The biggest surprise for me on what being a parent means is how painful it is. There is so much joy. There is so much appreciation for the little things, there is so much excitement and happiness, but there is also so so so much constant heart break. And the more time goes by, the worse it gets.
Before I had a baby I thought, “oh, well you let go when they are 18 and grown up and when they move out. By the time you are happy to see them leave because they are so annoying.” But no. Letting go starts the second they want to be put down. The second they no longer want what you want for them, the moment even later when they say no and you have to actually try and respect it.
Part of my job is to chase. Don’t fall down those stairs, don’t tumble off that ledge, hold my hand in parking lots and across the street, don’t run over into another family’s picnic, etc. etc. On and on. Running running running to keep that perfect human from chopping his own head off.
A bigger part of my job is to let go. To watch. To stand just a little distance away, a distance that will grow, and purposefully not intervene.
We were at Barnes and Noble last weekend. Gabe and I were hanging out in the kid’s book section where they have a train table set up. Kamel was over hunting down a movie that was on sale. When we rolled up there were already 2 kids playing. They were older than Gabe by at least a year, maybe 2. There were 4 trains and they each had 2 of them. There were no trains for Gabe, and I worried that would upset him. Gabe ran up to the table spouting his excited jibberish and realized the other kids had trains and he didn’t. The kids, in turn, also realized they had trains and he didn’t, but they kept playing anyway, trying hard to not acknowledge him.
Gabe watched them rolling their little trains all along the tracks. He played with the moving parts on the train table, he entertained himself. He did not try to steal any of the trains from the other kids (thank god). I could tell that sometimes he was in their way, that they were annoyed that he was young and didn’t understand that they needed him to move.
I stayed seated a few feet from him. I didn’t ask the kids to share, even though I could have. I didn’t pull Gabe away either. I just watched and held my breath and waited to see how it would all play out.

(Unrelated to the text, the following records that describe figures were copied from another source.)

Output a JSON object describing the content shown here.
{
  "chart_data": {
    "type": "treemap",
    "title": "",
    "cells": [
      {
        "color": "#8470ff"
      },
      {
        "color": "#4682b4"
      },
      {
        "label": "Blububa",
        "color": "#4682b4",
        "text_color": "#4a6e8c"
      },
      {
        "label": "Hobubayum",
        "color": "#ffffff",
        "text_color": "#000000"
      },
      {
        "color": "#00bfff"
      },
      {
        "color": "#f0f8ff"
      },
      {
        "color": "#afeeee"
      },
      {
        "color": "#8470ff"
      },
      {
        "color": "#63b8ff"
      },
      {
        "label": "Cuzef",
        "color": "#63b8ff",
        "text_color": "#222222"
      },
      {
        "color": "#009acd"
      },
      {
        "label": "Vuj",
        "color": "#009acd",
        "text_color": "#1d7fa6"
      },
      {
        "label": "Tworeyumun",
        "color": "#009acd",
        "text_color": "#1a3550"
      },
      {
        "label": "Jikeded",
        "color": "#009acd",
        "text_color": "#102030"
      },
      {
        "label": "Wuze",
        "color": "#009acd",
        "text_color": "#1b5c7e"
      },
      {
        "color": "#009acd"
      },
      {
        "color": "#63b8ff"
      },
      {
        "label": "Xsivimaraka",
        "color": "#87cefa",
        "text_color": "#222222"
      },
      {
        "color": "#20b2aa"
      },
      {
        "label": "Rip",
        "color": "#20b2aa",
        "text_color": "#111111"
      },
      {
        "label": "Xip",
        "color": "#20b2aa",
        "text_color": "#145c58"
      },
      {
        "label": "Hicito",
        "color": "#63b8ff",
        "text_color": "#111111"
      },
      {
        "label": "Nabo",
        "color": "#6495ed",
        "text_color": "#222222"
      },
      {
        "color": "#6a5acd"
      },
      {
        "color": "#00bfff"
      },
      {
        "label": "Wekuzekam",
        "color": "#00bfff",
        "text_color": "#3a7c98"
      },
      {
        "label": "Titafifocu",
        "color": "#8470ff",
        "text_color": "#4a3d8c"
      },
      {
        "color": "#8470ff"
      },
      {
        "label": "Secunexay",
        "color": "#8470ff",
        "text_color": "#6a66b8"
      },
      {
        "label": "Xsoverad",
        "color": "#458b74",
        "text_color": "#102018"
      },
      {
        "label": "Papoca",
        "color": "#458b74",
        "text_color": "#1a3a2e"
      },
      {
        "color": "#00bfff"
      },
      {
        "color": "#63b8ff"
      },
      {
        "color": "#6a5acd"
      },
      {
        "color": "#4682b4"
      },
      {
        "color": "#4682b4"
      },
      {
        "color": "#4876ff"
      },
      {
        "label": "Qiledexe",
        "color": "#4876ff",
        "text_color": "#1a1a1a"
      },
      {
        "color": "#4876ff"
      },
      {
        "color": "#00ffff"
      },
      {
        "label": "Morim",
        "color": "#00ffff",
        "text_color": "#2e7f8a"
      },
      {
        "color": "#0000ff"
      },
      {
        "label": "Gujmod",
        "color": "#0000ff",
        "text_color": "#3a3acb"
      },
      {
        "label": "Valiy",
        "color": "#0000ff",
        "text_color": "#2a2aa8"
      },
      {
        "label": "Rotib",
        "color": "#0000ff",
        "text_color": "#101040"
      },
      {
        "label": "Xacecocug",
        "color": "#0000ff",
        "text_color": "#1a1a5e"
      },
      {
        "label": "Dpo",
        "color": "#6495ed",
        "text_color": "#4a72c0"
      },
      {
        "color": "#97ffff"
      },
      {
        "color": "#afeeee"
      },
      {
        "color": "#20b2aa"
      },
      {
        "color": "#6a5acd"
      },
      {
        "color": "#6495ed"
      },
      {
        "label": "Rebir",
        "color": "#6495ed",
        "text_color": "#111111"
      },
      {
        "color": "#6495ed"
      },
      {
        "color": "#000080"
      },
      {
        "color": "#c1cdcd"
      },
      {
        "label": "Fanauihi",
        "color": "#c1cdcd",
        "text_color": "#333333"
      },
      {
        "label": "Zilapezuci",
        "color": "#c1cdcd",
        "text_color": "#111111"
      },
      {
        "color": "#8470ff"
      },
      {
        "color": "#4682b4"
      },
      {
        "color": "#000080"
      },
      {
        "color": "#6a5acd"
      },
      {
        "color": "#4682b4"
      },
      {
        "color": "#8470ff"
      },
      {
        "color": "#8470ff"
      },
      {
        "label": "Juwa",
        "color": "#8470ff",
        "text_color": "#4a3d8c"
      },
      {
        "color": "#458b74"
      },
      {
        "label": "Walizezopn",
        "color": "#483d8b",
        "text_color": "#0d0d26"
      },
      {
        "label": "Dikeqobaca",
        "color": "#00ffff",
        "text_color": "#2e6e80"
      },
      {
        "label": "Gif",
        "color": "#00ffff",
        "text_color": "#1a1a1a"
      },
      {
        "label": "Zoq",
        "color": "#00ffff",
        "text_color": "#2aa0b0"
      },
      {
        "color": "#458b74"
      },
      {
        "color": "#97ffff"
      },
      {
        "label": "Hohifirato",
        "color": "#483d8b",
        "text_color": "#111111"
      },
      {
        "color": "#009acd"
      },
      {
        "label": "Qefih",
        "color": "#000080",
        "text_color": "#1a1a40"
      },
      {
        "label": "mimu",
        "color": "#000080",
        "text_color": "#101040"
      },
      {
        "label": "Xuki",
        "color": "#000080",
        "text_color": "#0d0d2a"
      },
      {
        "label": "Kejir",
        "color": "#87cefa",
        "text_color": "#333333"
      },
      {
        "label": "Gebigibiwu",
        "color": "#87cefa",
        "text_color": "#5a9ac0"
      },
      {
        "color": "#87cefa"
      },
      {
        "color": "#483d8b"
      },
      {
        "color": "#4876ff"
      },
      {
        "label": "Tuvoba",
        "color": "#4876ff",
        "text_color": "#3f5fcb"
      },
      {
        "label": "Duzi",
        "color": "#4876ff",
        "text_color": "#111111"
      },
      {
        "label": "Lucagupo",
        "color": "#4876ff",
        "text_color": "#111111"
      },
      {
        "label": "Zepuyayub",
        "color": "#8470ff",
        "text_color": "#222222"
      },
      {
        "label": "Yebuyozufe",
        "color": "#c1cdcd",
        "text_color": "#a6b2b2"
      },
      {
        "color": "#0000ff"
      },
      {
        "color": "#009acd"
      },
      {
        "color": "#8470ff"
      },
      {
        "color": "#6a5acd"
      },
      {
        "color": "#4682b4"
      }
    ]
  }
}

It hurt me a surprising amount to see that the other kids felt that he was clearly a nuisance. They couldn’t, at that age, understand fully that he is just a baby still. They were kids and he was a baby, a little godzilla baby who has no personal space boundaries and who doesn’t understand any kind of social nuance. I wanted to apologize for him with equal zeal as I wanted to stick up for him. Watching it all play out, watching my 16 month old not get a train and make the best of it, watching him clearly in the way and not realizing it, knowing that my kid wasn’t really wanted in the play area with the other kids and had no idea tore me into little bits inside myself. It was such a small experience, watching him not being welcomed, but it felt so big to me. I know that was just the beginning. I know it gets worse from here.
Eventually one of the kids separated his two trains and dropped one in front of Gabe. Good parenting. Gabe took it happily and went along his merry way running it up and down the little tracks, still being obliviously in the way of the other 2 kids who were sighing, and moving around him when he wouldn’t budge.
When Kamel finally came to find us he took one look at me and asked what was wrong. It takes a lot of energy to let your kid just do his thing. It takes a lot of energy to do nothing in the face of so much desire to do something.
I felt crazy to have such an emotional response. It was just kids at a train table. Wait until he gets hurt at recess. Wait until his friends are mean to him. Wait until his own heart is broken. Mine will break for his a thousand times stronger. But I will hold back. I will let him fight his battles, I will let him navigate his own social sphere, I will comfort, but I will also watch from a distance – the distance that kills me to maintain.
And then yesterday I read this post by Rebecca Woolf about her youngest, twin girls, going off to preschool. I remember when they were born. I remember when they were conceived. I remember her family before they existed. And I cried at my desk when I read this post. I cried because of my own memories reading about her kids, and I cried because I’m going to have a thousand of those moments with Gabe, and I cried because I’m not crazy. This is just what it is to be a parent. All the joy and all the love and all of the heartache. All of the broken bits you tear off of yourself and hand to another human, not expecting – no, knowing – that it will never ever be truly returned. But it’s ok. I do it willingly. Go forth and be awesome, Gabriel. Wave your fiery sword. I’ll be watching.